Monday, May 19, 2014
A Cookie "Show-And-Tell" for my Language Class
Remember back in grade school, when you had to do your first class presentation? Visual aids were always a good idea, in case you became tongue-tied or didn't have much to say.
That's exactly how I felt as I prepared to do a short presentation in my Slovenian language class. It was about losing and finding my heritage. A few short sentences in Slovenian. A powerpoint presentation, with some photos and my family tree.
And one more bit of "show-and-tell": some homemade Slovenian cookies. After all, food is an important part of the story. Not to mention the fact that my culinary skills are way ahead of my Slovenian language skills.
I decided to try something old and something new.
The old recipe? Buckwheat thumbprint cookies, or ajdovčki. An unusual cookie and not bad the first time around. I thought they might have been better if I had stuck more closely to the original recipe, from a young woman blogger in Slovenia. Walnuts and rum, instead of almonds and cognac. And maybe a touch more sugar.
So I made those few tweaks to the original recipe, and it did the trick. (Update: The new improved version is here.)
The new recipe is from my latest vintage Slovenian American cookbook: Kuharice iz Willarda, or Cooking from Willard. It was compiled in the 1970s by a Slovenian language class in Willard, Wisconsin. My son found the old cookbook for sale online, assumed it must be written in Slovenian, and ordered it for me as a gift. The book turns out to be mostly in English, with a judicious smattering of Slovenian sayings and recipe titles. That made me smile. I would have fit right in to that Slovenian class.
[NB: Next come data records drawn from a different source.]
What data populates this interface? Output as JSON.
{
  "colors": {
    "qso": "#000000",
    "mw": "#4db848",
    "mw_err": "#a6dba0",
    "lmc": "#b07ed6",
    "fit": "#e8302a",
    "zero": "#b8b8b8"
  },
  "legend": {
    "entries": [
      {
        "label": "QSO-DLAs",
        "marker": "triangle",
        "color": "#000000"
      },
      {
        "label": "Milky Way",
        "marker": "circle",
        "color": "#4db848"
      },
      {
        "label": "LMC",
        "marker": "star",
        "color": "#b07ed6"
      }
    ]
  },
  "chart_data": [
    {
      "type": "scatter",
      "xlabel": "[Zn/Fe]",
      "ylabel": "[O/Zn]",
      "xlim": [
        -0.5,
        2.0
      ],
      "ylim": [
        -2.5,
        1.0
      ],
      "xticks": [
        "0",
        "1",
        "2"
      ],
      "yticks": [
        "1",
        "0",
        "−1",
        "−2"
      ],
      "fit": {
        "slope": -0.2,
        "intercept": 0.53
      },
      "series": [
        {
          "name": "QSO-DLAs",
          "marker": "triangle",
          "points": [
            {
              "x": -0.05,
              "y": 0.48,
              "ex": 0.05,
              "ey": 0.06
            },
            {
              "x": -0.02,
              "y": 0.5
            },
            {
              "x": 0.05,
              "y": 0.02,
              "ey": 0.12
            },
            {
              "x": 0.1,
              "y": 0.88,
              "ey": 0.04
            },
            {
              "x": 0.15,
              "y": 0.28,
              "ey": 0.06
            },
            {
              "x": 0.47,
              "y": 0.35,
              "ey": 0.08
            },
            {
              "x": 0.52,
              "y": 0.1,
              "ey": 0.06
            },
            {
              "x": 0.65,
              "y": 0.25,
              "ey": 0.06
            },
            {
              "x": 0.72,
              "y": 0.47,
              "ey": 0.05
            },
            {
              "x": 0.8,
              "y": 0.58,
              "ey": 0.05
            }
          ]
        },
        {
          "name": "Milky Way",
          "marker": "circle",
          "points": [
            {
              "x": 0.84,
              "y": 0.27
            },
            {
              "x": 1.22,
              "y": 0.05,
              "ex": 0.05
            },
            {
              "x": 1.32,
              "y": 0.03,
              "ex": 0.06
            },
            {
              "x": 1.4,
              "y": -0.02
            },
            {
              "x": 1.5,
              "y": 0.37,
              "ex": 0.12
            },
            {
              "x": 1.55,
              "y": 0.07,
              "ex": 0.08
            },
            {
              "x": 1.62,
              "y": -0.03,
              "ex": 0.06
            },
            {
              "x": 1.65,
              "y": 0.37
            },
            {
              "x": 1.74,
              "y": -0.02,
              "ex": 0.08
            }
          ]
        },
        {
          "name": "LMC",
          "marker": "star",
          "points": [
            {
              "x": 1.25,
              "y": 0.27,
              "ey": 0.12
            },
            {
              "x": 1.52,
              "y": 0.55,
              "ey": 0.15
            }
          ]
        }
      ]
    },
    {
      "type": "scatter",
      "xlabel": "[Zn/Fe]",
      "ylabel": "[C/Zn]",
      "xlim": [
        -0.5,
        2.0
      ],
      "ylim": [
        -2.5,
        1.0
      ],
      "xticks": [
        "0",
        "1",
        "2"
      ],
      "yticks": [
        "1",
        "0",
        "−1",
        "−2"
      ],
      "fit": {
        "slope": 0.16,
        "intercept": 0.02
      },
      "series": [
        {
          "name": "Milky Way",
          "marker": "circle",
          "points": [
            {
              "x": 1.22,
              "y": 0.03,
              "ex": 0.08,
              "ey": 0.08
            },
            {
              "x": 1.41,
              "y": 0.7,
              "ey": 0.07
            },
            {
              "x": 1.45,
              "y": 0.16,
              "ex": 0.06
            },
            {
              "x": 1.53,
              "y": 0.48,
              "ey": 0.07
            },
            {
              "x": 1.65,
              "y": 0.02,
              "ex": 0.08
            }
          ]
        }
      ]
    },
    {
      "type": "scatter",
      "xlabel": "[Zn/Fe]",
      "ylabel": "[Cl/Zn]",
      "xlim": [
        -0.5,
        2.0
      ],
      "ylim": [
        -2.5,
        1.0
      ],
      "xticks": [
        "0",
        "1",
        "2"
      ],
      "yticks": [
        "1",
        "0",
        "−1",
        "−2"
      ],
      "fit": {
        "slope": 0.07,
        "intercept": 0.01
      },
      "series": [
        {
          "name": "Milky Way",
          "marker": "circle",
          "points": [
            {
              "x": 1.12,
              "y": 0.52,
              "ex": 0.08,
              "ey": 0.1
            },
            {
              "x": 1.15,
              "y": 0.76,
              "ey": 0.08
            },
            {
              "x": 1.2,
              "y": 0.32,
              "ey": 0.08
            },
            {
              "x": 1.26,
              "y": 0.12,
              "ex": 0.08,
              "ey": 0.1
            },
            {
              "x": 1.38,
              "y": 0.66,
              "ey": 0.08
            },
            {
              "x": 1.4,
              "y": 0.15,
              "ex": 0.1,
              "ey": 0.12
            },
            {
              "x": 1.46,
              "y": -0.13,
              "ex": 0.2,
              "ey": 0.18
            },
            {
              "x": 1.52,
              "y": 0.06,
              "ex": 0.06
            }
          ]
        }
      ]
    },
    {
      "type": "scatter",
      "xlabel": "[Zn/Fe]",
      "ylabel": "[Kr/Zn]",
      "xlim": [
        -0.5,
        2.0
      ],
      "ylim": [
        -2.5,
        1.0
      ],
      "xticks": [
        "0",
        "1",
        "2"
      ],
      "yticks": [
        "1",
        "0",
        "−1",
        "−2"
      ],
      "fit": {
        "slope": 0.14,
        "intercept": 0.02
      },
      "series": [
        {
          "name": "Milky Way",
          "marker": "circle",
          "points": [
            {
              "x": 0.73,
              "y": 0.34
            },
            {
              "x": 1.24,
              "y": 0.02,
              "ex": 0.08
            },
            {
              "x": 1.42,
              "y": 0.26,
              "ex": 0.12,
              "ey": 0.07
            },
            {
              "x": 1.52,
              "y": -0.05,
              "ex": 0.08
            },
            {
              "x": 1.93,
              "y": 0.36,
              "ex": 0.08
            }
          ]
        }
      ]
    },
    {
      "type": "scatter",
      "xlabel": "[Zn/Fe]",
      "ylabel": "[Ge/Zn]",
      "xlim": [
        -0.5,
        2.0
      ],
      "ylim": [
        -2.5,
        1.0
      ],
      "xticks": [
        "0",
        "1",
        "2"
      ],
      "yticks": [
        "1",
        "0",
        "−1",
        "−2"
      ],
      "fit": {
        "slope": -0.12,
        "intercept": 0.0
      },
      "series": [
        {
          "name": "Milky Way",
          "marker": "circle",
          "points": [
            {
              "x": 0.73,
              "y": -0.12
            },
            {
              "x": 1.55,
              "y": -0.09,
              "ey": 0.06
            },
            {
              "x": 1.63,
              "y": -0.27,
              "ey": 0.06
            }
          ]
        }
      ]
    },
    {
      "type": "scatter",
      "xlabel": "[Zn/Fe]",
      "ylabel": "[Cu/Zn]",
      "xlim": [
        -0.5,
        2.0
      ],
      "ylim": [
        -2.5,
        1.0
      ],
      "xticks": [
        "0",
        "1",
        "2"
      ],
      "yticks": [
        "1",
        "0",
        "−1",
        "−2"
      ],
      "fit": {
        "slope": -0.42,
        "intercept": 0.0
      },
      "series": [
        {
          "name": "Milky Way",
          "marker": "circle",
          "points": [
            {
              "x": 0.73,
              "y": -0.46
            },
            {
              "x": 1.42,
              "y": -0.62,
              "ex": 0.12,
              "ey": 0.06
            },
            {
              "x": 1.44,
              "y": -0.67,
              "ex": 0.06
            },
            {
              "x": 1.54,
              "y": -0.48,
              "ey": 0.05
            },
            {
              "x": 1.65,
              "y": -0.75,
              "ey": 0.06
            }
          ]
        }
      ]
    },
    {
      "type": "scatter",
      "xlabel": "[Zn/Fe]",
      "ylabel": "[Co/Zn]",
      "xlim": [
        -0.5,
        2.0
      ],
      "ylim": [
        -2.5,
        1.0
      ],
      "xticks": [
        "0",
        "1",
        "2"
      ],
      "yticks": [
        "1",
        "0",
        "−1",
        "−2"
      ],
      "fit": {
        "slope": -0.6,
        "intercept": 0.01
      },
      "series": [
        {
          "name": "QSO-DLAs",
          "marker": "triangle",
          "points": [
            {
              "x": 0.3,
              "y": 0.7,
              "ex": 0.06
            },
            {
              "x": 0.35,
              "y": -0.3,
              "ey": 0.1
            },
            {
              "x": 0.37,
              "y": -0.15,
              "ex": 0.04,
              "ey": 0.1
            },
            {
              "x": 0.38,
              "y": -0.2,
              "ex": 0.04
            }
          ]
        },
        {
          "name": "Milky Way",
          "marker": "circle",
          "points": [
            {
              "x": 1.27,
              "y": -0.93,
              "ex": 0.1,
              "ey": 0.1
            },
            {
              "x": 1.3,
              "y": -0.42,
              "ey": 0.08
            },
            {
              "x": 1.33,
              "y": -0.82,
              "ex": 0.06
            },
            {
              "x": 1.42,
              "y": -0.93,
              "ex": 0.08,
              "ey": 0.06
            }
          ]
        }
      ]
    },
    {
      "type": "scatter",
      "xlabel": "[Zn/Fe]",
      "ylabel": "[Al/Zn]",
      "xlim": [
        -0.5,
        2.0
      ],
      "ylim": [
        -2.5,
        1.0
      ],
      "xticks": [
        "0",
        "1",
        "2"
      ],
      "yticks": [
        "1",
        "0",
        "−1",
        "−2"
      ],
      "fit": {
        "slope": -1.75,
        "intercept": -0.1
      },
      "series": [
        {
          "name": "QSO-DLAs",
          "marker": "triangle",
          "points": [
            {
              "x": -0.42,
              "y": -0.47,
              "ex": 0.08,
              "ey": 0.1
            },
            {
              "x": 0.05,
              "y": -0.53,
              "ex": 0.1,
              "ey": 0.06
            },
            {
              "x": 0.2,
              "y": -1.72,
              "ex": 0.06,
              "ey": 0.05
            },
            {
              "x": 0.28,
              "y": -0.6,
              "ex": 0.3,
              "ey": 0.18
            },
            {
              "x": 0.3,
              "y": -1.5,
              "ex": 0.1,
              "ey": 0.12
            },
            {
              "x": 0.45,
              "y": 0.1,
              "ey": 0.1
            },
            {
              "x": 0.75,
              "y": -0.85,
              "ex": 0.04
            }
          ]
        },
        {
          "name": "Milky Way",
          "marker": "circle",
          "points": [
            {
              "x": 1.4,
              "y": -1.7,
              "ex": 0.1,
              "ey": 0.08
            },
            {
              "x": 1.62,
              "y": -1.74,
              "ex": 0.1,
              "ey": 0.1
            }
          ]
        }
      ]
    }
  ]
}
In that 1970s cookbook, I spotted a recipe called American Slovenian nut horns: little cookie/pastries, with a rich dough wrapped around a nut filling. Very similar to many other Slovenian recipes I had seen before--and also to ruggelach, a Jewish favorite I had made many times. But there was one interesting (and healthy) difference: cottage cheese instead of the more usual cream cheese in the dough. (Update: the nut horn recipe is posted here.)
Recipes will follow soon.
Meanwhile, I have to get back to my Slovenian homework.